Primary LanguagePythonGNU General Public License v3.0GPL-3.0

[# doooCorpus A corpus study of articles about Domain of One's Own. Includes a Python script for web scraping from a variety of blog/article sources, a Python script for converting manually downloaded content, and an R script for analyzing and visualizing downloaded data. Also contains a pre-loaded collection of scraped and cleaned data.

Blog posts based on the findings in this corpus study can be found at:

build_db.py

This Python script scrapes the URLs in url_list and uses Beautiful Soup to parse their content for title, author, date, and main article text. Saves to dooo_scraped.csv. The resulting CSV file will need some manual cleanup before mining and analyzing with dooo_tidy_analysis.R.

dooo.py

This Python script will take text from no_scrape.txt and parse it into the same format as the export of build_db.py. Useful for articles that fail during the scraping process. Simply paste the content into no_scrape.txt following the provided format, and dooo.py will process it. Be sure to replace typographer's quotes and apostrophes with straight quotes and apostrophes first (find-and-replace) first, or the script will fail.

dooo_tidy_analysis.R

This R script contains the code necessary to mine and analyze the scraped and cleaned data, and to produce nifty visualizations. Be sure to install all packages included at the beginning of the file with install.packages('package_name') first. This script is meant to be run piece-by-piece, rather than all at once.

no_scrape.txt

This text file contains manual copy-and-paste data for a number of articles that failed during the scraping process with build_db.py.

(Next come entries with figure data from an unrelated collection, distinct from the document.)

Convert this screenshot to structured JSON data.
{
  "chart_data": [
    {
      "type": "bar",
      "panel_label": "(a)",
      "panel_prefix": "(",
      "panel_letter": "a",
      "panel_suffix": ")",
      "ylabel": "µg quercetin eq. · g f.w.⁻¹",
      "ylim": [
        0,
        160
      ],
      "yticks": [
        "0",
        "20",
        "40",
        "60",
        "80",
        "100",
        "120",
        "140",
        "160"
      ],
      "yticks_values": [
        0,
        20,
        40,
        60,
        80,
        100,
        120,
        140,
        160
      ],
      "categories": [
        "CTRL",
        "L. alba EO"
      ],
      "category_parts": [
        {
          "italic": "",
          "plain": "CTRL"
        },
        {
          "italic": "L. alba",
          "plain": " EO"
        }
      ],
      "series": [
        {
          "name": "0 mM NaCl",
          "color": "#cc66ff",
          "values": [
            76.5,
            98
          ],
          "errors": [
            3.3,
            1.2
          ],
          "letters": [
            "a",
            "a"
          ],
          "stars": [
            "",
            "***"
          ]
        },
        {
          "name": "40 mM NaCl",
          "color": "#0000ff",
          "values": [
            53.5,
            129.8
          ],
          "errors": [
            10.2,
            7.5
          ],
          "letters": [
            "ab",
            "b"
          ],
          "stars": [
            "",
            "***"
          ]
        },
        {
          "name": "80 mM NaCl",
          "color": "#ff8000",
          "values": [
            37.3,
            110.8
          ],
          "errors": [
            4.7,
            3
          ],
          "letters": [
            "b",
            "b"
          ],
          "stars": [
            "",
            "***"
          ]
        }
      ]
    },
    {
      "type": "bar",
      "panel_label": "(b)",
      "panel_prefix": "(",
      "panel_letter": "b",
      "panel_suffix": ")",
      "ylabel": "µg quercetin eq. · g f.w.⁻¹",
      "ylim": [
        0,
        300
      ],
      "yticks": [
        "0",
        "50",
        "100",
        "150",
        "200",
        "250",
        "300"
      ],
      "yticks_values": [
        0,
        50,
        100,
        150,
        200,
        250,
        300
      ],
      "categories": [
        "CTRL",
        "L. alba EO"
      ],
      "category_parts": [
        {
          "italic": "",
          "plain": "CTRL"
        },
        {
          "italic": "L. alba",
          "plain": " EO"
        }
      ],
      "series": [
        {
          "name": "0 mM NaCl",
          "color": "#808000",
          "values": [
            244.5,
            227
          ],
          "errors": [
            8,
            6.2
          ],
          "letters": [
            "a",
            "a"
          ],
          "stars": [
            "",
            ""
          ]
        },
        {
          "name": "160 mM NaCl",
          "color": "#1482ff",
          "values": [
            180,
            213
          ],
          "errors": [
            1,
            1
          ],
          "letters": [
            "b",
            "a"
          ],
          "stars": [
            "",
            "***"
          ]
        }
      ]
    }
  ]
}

dooo_all_data_Jan6_clean.csv

This file contains the results of the scraping and manual cleaning processes, ready to go if you want to jump right to R and play around with analysis and visualization.

Other data files

Other CSV files are automatically produced by the Python scripts. You can safely delete them if you like. However, I recommend hanging onto them and appending a date to them before running the scripts again, so you have a record of past scrapes and don't overwrite them.